Ketika tinggal di Lampung pun, mi ayam adalah salah satu kuliner yang ingin aku coba. Tapi beberapa kali menjumpai olahan mi ayam yang beda dengan di jawa. Perbedaan yang paling kelihatan adalah cincang daging ayamnya yang lebih halus serta tambahan tauge (capar kalau bahasa desaku) dan daun bawang di atasnya. Selain itu kuah mi bangka juga lebih encer dan lebih terang serta rasanya yang tidak sekuat mi ayam jawa. Beberapa warung mi ayam yang ada di Lampung lebih banyak menjual mi dengan citarasa khas bangka dibanding dengan mi ayam jawa. Mungkin lebih layak disebut mi ayam bangka, walaupun pada papan depan warung cuma tertulis Mie Ayam (kadang ditambahai kata-kata Nikmat, Mantap, Sedap, dsb. Sesuai selera yang punya warung). Walaupun lebih banyak yang mengolah dengan ‘gaya’ Bangka, ada beberapa warung mi ayam di dekat tempat kos yang masih tersisa rasa jawanya, walaupun tidak pure jawa banget. Beberapa mi ayam rasa jawa yang sudah aku coba diataranya, Mie Ayam Bakso Sonny, mi ayam tanpa nama di dekat belokan arah PDAM Way Rilau (kalau gak salah namanya itu), dan mi ayam (yang nggak aku perhatikan namanya apa) baru buka di samping rental PS3, depan pijat refleksi Naomi (semoga nggak iklan banget). Walaupun rasanya gak seenak warung mi ayam Lik No Beran, tapi mendinglah dari pada yang ‘gaya’ bangka.

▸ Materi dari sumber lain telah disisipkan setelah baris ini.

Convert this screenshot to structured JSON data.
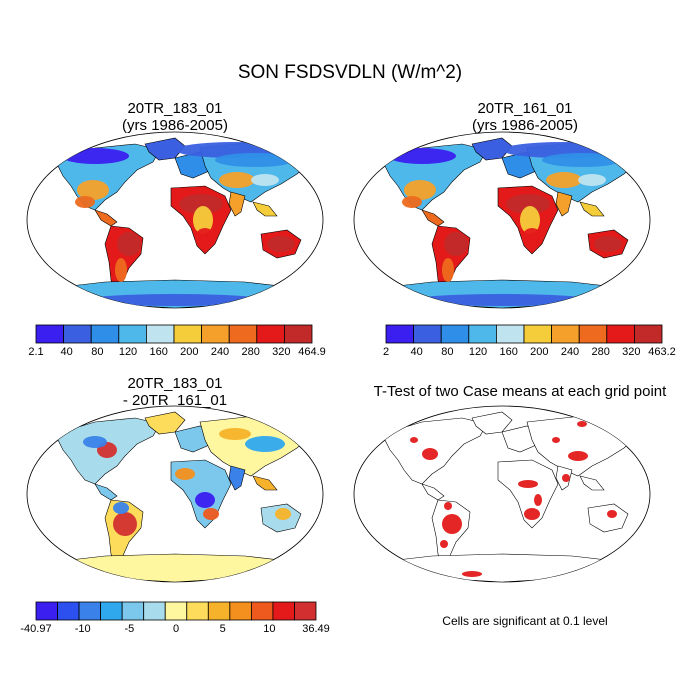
{
  "figure": {
    "title": "SON FSDSVDLN (W/m^2)",
    "panels": [
      {
        "id": "case1",
        "title_line1": "20TR_183_01",
        "title_line2": "(yrs 1986-2005)",
        "colorbar": {
          "labels": [
            "2.1",
            "40",
            "80",
            "120",
            "160",
            "200",
            "240",
            "280",
            "320",
            "464.9"
          ],
          "colors": [
            "#3a1ff0",
            "#3a5fe0",
            "#2f8fe8",
            "#4fb8ea",
            "#bfe4f0",
            "#f5cc3a",
            "#f5a02a",
            "#ee6a1e",
            "#e41a1a",
            "#c22a2a"
          ]
        }
      },
      {
        "id": "case2",
        "title_line1": "20TR_161_01",
        "title_line2": "(yrs 1986-2005)",
        "colorbar": {
          "labels": [
            "2",
            "40",
            "80",
            "120",
            "160",
            "200",
            "240",
            "280",
            "320",
            "463.2"
          ],
          "colors": [
            "#3a1ff0",
            "#3a5fe0",
            "#2f8fe8",
            "#4fb8ea",
            "#bfe4f0",
            "#f5cc3a",
            "#f5a02a",
            "#ee6a1e",
            "#e41a1a",
            "#c22a2a"
          ]
        }
      },
      {
        "id": "diff",
        "title_line1": "20TR_183_01",
        "title_line2": "- 20TR_161_01",
        "colorbar": {
          "labels": [
            "-40.97",
            "-10",
            "-5",
            "0",
            "5",
            "10",
            "36.49"
          ],
          "colors": [
            "#3a1ff0",
            "#2c50f0",
            "#3a82ea",
            "#2fa8ee",
            "#7cc8ec",
            "#a8dcec",
            "#fff6a0",
            "#fcdc5a",
            "#f6b22a",
            "#f4901e",
            "#ee5a1e",
            "#e41a1a",
            "#d23030"
          ]
        }
      },
      {
        "id": "ttest",
        "title_line1": "T-Test of two Case means at each grid point",
        "note": "Cells are significant at 0.1 level"
      }
    ]
  }
}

Mungkin berkaitan dengan selera juga sih, tapi memang aku lebih suka mi ayam olahan jawa dibanding mi ayam (bangka) olahan pulau sumatra. Orang jawa tak bisa luntur begitu saja lidah jawanya, pun begitu dengan selera rasa makanan. Mungkin karena alasan yang sama, sampai sekarang aku gak doyan dengan rasa tempoyak. Tempoyak itu makanan semacam sambel atau cocolan hasil fermentasi durian. Kata orang asli Lampung sih enak buat teman makan pindang, tapi aku gak doyan sampai sekarang. Cerita tentang mi ayam selesai, back to work.

mi ayam jawa sumber: mi jawa

mi ayam jawa
sumber: mi jawa

mi ayam bangka sumber: mi bangka

mi ayam bangka
sumber: mi bangka

4 responses to “Mi Ayam, bukan Mie Ayam

  1. absurd banget teorinya -,-
    eniwei, aye juga doyan banget mi.
    mi instan, prefer indomie mi keriting. hahha X)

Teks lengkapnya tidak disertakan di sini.